Location
- 7636 Rock Creek Rd. Waco, TexasESC Region 12 USA
- Coordinates: 31°37′4″N 97°11′44″W﻿ / ﻿31.61778°N 97.19556°W

District information
- Type: Independent school district
- Grades: Kindergarten through 12
- Superintendent: Mr. Skeeler
- Schools: 3 (2009-10)
- NCES District ID: 4810910

Students and staff
- Students: 580 (2010-11)
- Teachers: 44.75 (2009-10) (on full-time equivalent (FTE) basis)
- Student–teacher ratio: 12.63 (2009-10)
- Athletic conference: UIL Class 2A Football Division I
- District mascot: Bulldogs
- Colors: Royal Blue, Black, White

Other information
- TEA District Accountability Rating for 2011-12: Academically Acceptable
- Website: Bosqueville ISD

= Bosqueville Independent School District =

School district in Texas

Bosqueville Independent School District is a public school district in Bosqueville, McLennan County, Texas (USA). The district operates one high school, Bosqueville High School.

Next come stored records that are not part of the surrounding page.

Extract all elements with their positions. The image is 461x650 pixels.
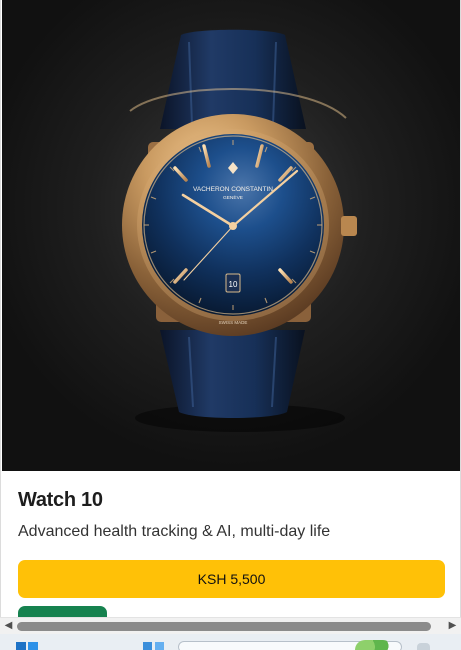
product-card: VACHERON CONSTANTIN GENÈVE 10 SWISS MADE…: [0, 0, 461, 617]
center-pin: [229, 222, 237, 230]
taskbar: [0, 634, 461, 650]
price-button[interactable]: KSH 5,500: [18, 560, 445, 598]
watch-illustration: VACHERON CONSTANTIN GENÈVE 10 SWISS MADE: [2, 0, 460, 471]
secondary-action-button[interactable]: [18, 606, 107, 617]
swiss-made-text: SWISS MADE: [219, 320, 248, 325]
taskbar-app-icon[interactable]: [143, 642, 164, 650]
crown: [341, 216, 357, 236]
product-title: Watch 10: [18, 489, 103, 511]
date-text: 10: [229, 280, 238, 289]
horizontal-scrollbar[interactable]: ◀ ▶: [0, 617, 461, 634]
city-text: GENÈVE: [223, 194, 243, 201]
triangle-right-icon[interactable]: ▶: [444, 618, 461, 634]
taskbar-sticker-icon: [355, 640, 393, 650]
taskbar-right-icon[interactable]: [417, 643, 430, 650]
windows-start-icon[interactable]: [16, 642, 38, 650]
triangle-left-icon[interactable]: ◀: [0, 618, 17, 634]
page: VACHERON CONSTANTIN GENÈVE 10 SWISS MADE…: [0, 0, 461, 650]
brand-text: VACHERON CONSTANTIN: [193, 186, 273, 193]
lower-strap: [160, 330, 305, 418]
product-image: VACHERON CONSTANTIN GENÈVE 10 SWISS MADE: [2, 0, 460, 471]
product-description: Advanced health tracking & AI, multi-day…: [18, 523, 331, 540]
scrollbar-thumb[interactable]: [17, 622, 431, 631]
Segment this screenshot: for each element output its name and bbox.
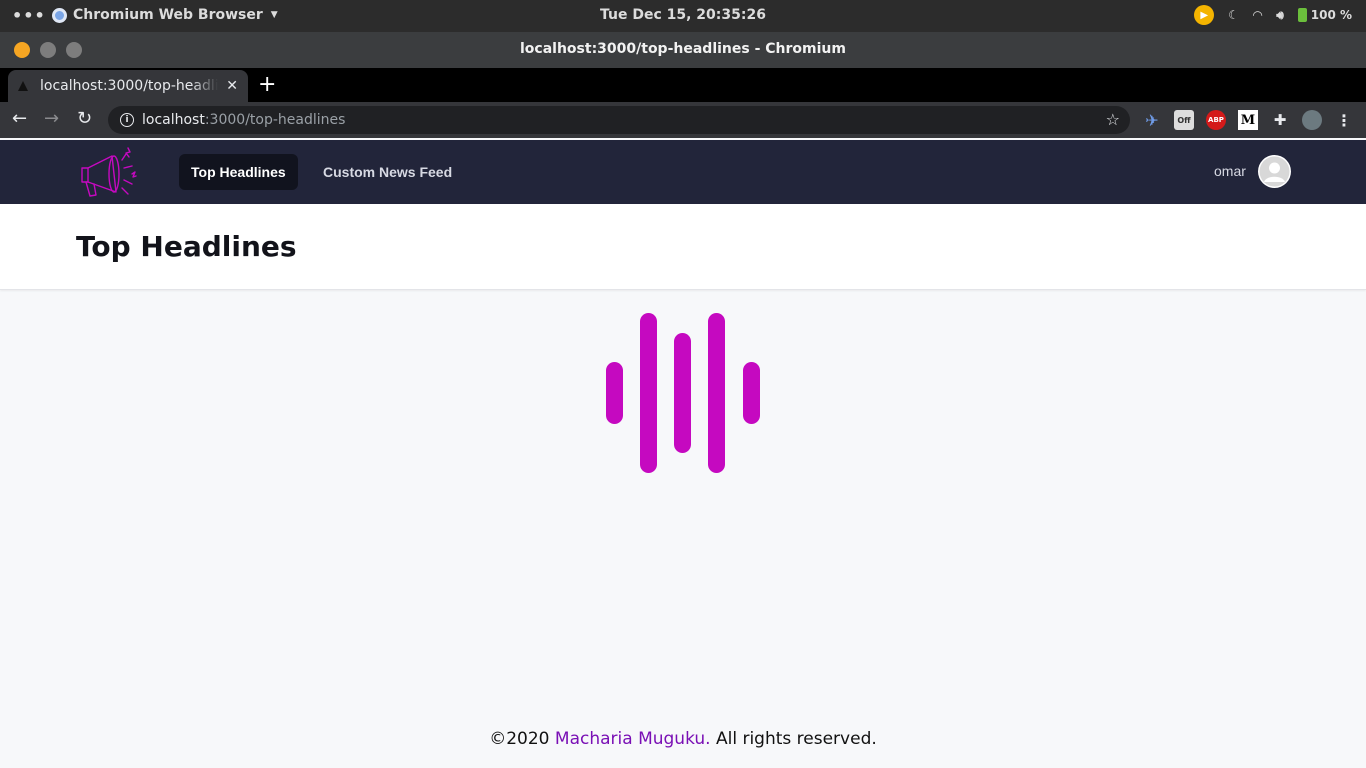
footer: ©2020 Macharia Muguku. All rights reserv… [0, 729, 1366, 749]
kebab-menu-icon[interactable]: ⋮ [1334, 110, 1354, 130]
adblock-extension-icon[interactable]: ABP [1206, 110, 1226, 130]
system-tray[interactable]: ▶ ☾ ◠ 🔊︎ 100 % [1194, 5, 1352, 25]
loader-bar [674, 333, 691, 453]
media-player-icon[interactable]: ▶ [1194, 5, 1215, 25]
info-icon[interactable]: i [120, 113, 134, 127]
page-header: Top Headlines [0, 204, 1366, 290]
loading-spinner [0, 290, 1366, 490]
chevron-down-icon: ▼ [270, 10, 278, 20]
os-top-bar: ••• Chromium Web Browser ▼ Tue Dec 15, 2… [0, 0, 1366, 32]
clock[interactable]: Tue Dec 15, 20:35:26 [600, 7, 766, 23]
close-icon[interactable]: ✕ [226, 78, 238, 94]
url-host: localhost [142, 112, 205, 128]
profile-avatar-icon[interactable] [1302, 110, 1322, 130]
browser-tab[interactable]: localhost:3000/top-headlines ✕ [8, 70, 248, 102]
window-title: localhost:3000/top-headlines - Chromium [520, 41, 846, 57]
browser-toolbar: ← → ↻ i localhost:3000/top-headlines ☆ ✈… [0, 102, 1366, 138]
loader-bar [708, 313, 725, 473]
user-name[interactable]: omar [1214, 163, 1246, 179]
off-extension-icon[interactable]: Off [1174, 110, 1194, 130]
medium-extension-icon[interactable]: M [1238, 110, 1258, 130]
tab-title: localhost:3000/top-headlines [40, 78, 219, 94]
chromium-icon [52, 7, 67, 23]
reload-button[interactable]: ↻ [77, 108, 92, 129]
page-title: Top Headlines [76, 230, 297, 263]
app-menu[interactable]: Chromium Web Browser ▼ [52, 7, 278, 23]
author-link[interactable]: Macharia Muguku. [555, 729, 711, 749]
favicon-icon [18, 81, 28, 91]
wifi-icon: ◠ [1252, 8, 1263, 22]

A significant portion of the district is in the city limits of Waco.

==Finances==
As of the 2010–2011 school year, the appraised valuation of property in the district was $122,746,000. The maintenance tax rate was $0.117 and the bond tax rate was $0.038 per $100 of appraised valuation.

==Academic achievement==
In 2011, the school district was rated "academically acceptable" by the Texas Education Agency. Forty-nine percent of districts in Texas in 2011 received the same rating. No state accountability ratings will be given to districts in 2012. A school district in Texas can receive one of four possible rankings from the Texas Education Agency: Exemplary (the highest possible ranking), Recognized, Academically Acceptable, and Academically Unacceptable (the lowest possible ranking).

Historical district TEA accountability ratings
- 2011: Academically Acceptable
- 2010: Recognized
- 2009: Recognized
- 2008: Academically Acceptable
- 2007: Recognized
- 2006: Recognized
- 2005: Academically Acceptable
- 2004: Recognized

==Schools==
In the 2011–2012 school year, the district had students in four schools.
- Regular instructional
- Bosqueville High School (Grades 6-12)
- Bosqueville Elementary (Grades Pre-K-5)
- JJAEP instructional
- Challenge Academy (Grades 6-12)
- DAEP instructional
- Bosqueville DAEP (Grades 5-12)

==Special programs==

===Athletics===
Bosqueville High School participates in the boys sports of baseball, basketball, football, and wrestling. The school participates in the girls sports of basketball, softball, and volleyball. For the 2012 through 2014 school years, Bosqueville High School will play football in UIL Class 1A Division I.